Giampiero Nicoletti sulla Stampa ha espresso invece tutta la sua contrarietà a questi divieti: “La scuola deve accettare che il mondo sta cambiando. Gli studenti hanno scoperto Chatgpy infischiandosene del merito e forse anche di essere istruiti. La soluzione non potrà certo essere quella di bloccare, impedire, inibire”. Il futuro ha sempre ragione, il senso del commento è un po’ quello. Midjourney, Gan e affini ci dovrebbero far riflettere sul ruolo, e sul loro avvenire, che i mestieri di concetto hanno nella nostra società. Quali sono destinati a estinguersi e quali invece potranno sopravvivere grazie a un giusto uso delle nuove tecnologie. Esiste comunque un futuro prossimo e un altro più lontano. Nella Storia a volte si torna indietro, anche nel futuro. Ma l’arte l’ha mai fatto?
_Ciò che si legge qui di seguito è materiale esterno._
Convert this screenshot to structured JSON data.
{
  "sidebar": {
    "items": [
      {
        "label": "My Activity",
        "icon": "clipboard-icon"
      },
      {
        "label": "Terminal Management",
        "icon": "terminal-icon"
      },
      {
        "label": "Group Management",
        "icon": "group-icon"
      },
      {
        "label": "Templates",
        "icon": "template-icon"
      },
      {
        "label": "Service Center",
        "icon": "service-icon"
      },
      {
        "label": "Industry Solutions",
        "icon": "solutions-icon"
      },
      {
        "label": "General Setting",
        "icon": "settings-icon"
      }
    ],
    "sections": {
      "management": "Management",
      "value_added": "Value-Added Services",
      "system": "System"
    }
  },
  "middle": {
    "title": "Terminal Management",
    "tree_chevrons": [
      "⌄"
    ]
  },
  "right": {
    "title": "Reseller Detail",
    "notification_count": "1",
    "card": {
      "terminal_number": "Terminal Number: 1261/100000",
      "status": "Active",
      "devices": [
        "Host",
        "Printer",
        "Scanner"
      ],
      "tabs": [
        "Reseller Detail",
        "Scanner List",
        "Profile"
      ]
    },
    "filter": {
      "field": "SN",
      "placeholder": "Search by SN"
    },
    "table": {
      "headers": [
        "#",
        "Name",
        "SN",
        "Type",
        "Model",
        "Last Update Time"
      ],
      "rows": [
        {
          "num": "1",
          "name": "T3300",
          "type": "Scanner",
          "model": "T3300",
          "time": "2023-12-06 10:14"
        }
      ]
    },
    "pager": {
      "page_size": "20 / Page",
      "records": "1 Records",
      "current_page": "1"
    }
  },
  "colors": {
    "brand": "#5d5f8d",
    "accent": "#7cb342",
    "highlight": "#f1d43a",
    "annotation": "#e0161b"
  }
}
Ci sarebbe da chiedersi a questo punto se l’arte creata dall’intelligenza artificiale sia vera arte. Il critico Mike Pepi sosteneva che i notevoli risultati raggiunti da alcuni sistemi di intelligenza artificiale sarebbero traguardi tecnologici più che creativi. E non fanno assolutamente di un’immagine generata da una rete neurale un’opera d’arte. Mario Klingemann, artista tedesco tra i pionieri e i sostenitori del movimento artistico dell’intelligenza artificiale, in un’intervista al Guardian ha spiegato in pratica che il cervello umano rielabora qualcosa che già esiste. “Noi possiamo soltanto reinventare, facciamo connessioni attraverso cose che abbiamo già visto”. La macchina no, lei può creare da zero.
Capire il futuro
Le macchine hanno il vantaggio sull’uomo di poter aver accesso in un attimo all’intera enciclopedia della cultura digitale e poterla esplorare senza limiti temporali, linguistici o mentali. E siccome inventano dal nulla, solo loro possono produrre novità rivoluzionarie. Se gli algoritmi dell’AI hanno ridefinito il concetto di intelligenza, rendendolo capace addirittura di superare il limite umano, perché non potrebbe succedere la stessa cosa con la creatività?
“Qualsiasi cosa può essere arte”, disse il critico Thomas McEvilley al New York Times. E anche William Ruby, ex direttore della sezione pittura e scultura del MoMa disse più o meno la stessa cosa: “Non esiste una singola definizione di arte”. La verità forse è che non si può definirla perché l’arte stessa è una invenzione umana. E mentre cerchiamo di identificarla con una parola che la rappresenti in maniera condivisa e non ambigua, essa è già cambiata, si è come rinnovata adeguandosi ai tempi. L’impressione è che non possiamo far niente contro il futuro. Potremmo solo cercare di capirlo prima. Se ci riusciamo. Ma fino a che punto saremmo in grado di convivere con un mondo che non ci appartiene? In questo secolo la nostra vita è cambiata così rapidamente che molti di noi rischiano di restarne esclusi. Appartiene ai nostri figli, al loro futuro.